Participated in Hate Speech and Offensive Content Identification in Indo-European Languages (HASOC) 2020 Challenge! by Team name - NSIT_ML_Geeks (Roushan Raj & Shivangi Srivastava)
Competition tasks discription - https://hasocfire.github.io/hasoc/2020/
-
Hindi Sub-task A : 1st
-
Hindi Sub-task B : 2nd
-
German Sub-task A : 18th
-
German Sub-task B : 14th
-
English Sub-task A : 32th
-
English Sub-task B : 16th
- Training data and Testing data are provided here : https://github.com/roushan-raj/HASOC-2020/tree/master/Dataset
- Rankings (Leaderboard of HASOC FIRE 2020) can be found here : https://github.com/roushan-raj/HASOC-2020/tree/master/Leaderboard
- Trained model for English : https://github.com/roushan-raj/HASOC-2020/tree/master/Models/English%20Models
- Trained model for German : https://github.com/roushan-raj/HASOC-2020/tree/master/Models/German%20Models
- Trained model for Hindi : https://github.com/roushan-raj/HASOC-2020/tree/master/Models/Hindi%20Models
- The Word-Embeddings used in our models can be downloaded from below :
- Results of all three language models evaluated on test data : https://github.com/roushan-raj/HASOC-2020/tree/master/Results
- In Conference presented ppt & pdf can be found here : https://github.com/roushan-raj/HASOC-2020/tree/master/Conference%20Paper%20Presentation/HASOC_FIRE_2020
There are two sub-tasks in each of the languages. Below is a brief description of each task.
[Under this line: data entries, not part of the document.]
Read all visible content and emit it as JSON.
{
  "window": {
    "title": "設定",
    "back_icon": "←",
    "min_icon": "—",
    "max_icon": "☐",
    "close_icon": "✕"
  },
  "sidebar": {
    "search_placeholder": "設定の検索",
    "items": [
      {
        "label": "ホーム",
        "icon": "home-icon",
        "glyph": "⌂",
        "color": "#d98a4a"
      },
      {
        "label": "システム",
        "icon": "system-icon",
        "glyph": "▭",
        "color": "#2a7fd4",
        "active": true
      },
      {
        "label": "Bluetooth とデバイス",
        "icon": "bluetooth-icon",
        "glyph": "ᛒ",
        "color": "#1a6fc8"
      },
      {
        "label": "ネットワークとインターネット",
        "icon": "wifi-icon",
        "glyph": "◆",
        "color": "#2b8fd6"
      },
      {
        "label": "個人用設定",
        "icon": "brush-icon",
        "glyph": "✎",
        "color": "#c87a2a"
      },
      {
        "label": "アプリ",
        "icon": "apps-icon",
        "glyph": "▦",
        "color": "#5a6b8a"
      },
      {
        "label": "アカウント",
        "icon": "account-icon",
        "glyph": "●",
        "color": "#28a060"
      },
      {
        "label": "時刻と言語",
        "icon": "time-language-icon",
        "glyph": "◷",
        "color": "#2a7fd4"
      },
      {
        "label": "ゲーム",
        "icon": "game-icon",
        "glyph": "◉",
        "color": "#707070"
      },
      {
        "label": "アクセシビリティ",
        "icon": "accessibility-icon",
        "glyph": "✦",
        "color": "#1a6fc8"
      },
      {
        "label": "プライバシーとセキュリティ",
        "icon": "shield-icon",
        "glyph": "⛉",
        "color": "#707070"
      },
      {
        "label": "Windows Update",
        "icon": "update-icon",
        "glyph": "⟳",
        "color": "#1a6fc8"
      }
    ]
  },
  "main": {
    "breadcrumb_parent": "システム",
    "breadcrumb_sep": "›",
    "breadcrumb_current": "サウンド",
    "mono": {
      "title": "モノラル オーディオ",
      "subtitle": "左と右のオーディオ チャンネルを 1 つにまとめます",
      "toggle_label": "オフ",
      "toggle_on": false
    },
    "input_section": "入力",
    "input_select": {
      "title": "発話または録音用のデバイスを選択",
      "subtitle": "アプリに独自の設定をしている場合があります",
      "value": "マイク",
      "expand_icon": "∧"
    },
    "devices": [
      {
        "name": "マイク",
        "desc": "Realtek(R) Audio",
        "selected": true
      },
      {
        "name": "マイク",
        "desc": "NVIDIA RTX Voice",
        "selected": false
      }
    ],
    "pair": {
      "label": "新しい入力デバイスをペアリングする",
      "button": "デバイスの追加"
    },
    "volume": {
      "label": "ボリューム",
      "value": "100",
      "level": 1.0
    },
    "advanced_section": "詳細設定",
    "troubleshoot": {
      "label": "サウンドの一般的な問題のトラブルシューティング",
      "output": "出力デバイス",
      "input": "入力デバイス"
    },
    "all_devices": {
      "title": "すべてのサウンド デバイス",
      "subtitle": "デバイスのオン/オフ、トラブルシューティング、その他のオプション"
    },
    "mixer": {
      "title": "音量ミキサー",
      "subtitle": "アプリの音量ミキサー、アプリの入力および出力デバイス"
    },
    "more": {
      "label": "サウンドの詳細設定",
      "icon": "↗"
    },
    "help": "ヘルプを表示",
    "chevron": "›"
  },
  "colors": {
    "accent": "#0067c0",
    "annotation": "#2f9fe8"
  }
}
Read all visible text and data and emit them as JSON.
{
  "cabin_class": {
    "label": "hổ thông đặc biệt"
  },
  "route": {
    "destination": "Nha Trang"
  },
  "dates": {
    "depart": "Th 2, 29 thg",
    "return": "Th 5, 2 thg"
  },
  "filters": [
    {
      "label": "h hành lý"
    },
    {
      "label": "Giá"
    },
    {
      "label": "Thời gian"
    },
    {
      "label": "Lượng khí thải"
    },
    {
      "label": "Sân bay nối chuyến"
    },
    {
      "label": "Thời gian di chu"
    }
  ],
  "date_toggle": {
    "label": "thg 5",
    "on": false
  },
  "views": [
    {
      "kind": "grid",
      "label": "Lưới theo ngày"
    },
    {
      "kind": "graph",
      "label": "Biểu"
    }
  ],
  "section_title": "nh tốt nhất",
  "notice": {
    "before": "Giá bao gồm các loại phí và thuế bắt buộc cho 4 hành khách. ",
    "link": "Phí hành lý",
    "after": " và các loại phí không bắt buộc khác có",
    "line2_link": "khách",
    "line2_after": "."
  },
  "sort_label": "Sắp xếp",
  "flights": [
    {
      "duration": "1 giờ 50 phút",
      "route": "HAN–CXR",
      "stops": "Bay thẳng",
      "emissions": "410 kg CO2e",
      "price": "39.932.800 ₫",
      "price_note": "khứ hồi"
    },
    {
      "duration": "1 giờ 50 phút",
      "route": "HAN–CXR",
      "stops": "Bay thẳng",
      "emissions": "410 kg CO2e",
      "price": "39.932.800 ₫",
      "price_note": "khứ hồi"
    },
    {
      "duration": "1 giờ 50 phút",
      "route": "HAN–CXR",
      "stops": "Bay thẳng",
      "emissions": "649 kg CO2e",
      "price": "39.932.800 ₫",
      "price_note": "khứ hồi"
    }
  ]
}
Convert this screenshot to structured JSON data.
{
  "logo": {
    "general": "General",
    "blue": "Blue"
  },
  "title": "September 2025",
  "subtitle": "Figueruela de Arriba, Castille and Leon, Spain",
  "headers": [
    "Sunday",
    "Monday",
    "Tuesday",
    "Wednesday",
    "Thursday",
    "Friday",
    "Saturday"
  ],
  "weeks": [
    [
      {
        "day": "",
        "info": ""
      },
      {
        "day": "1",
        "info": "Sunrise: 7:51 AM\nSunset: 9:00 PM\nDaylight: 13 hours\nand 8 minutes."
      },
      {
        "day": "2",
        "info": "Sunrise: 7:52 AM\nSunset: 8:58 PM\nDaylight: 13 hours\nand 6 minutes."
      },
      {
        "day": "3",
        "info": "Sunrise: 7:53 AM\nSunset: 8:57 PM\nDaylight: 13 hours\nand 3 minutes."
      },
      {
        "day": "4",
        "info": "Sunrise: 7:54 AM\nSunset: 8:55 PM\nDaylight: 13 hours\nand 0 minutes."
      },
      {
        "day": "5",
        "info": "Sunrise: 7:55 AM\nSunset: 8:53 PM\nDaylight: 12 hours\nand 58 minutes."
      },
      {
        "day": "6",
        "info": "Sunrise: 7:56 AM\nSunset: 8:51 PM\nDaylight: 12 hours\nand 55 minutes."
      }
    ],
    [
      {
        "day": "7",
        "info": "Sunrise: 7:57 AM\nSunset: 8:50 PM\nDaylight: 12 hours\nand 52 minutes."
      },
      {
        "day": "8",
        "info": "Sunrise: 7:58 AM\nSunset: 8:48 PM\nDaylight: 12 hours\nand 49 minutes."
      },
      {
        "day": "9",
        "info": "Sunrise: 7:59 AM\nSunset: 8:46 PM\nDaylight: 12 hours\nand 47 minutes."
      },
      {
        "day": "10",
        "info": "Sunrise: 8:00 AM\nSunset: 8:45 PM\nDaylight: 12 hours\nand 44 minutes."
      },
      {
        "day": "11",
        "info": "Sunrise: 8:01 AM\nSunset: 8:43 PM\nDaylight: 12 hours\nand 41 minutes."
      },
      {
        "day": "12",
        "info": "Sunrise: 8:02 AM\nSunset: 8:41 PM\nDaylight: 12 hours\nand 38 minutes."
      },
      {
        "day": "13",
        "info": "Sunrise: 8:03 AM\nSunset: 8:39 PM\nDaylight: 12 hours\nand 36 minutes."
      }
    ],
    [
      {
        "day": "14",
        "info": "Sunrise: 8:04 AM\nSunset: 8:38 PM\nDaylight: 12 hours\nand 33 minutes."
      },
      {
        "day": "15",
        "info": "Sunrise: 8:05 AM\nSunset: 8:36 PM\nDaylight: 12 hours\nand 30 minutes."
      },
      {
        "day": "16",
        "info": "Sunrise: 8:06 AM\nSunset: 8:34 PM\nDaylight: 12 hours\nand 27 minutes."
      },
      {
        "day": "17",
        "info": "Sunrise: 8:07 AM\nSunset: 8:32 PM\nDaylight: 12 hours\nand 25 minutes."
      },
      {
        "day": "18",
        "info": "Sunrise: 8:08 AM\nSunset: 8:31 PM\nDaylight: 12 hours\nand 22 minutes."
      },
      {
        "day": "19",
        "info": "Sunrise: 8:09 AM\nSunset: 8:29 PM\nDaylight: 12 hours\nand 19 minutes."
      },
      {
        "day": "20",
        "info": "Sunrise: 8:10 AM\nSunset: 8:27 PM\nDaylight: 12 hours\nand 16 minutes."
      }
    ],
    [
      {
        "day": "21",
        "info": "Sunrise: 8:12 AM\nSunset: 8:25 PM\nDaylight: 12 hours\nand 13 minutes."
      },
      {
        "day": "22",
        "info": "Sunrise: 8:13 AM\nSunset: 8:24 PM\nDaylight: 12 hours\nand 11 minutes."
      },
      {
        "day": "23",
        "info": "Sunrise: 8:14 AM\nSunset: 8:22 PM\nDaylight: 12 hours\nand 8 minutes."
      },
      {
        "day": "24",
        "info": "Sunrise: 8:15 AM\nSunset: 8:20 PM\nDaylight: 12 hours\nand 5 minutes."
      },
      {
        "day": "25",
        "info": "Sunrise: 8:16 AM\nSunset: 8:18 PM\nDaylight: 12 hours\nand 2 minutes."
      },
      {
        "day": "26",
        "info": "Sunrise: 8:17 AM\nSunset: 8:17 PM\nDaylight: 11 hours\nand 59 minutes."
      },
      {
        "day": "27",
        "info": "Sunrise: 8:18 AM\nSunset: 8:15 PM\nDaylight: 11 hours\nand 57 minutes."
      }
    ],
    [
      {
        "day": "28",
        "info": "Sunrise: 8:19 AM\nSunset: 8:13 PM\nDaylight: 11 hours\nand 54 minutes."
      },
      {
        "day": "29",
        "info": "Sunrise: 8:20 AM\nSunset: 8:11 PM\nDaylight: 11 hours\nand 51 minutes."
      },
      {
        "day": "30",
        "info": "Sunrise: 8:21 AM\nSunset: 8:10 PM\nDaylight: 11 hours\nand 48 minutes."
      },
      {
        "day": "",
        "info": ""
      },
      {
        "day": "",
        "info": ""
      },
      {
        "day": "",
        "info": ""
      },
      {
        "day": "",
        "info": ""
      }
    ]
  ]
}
This task focus on Hate speech and Offensive language identification offered for English, German, and Hindi. Sub-task A is coarse-grained binary classification in which participating system are required to classify tweets into two classes, namely: Hate and Offensive (HOF) and Non- Hate and offensive (NOT).
- (NOT) Non Hate-Offensive - This post does not contain any Hate speech, profane, offensive content.
- (HOF) Hate and Offensive - This post contains Hate, offensive, and profane content.
This sub-task is a fine-grained classification offered for English, German, and Hindi. Hate-speech and offensive posts from the sub-task A are further classified into three categories:
- (HATE) Hate speech:- Posts under this class contain Hate speech content.
- (OFFN) Offenive:- Posts under this class contain offensive content.
- (PRFN) Profane:- These posts contain profane words.
HATE SPEECH: Describing negative attributes or deficiencies to groups of individuals because they are members of a group (e.g. all poor people are stupid). Hateful comment toward groups because of race, political opinion, sexual orientation, gender, social status, health condition or similar.
OFFENSIVE: Posts which are degrading, dehumanizing, insulting an individual, threatening with violent acts are categorized into OFFENSIVE category.
PROFANITY: Unacceptable language in the absence of insults and abuse. This typically concerns the usage of swearwords (Scheiße, Fuck etc.) and cursing (Zur Hölle! Verdammt! etc.) are categorized into this category.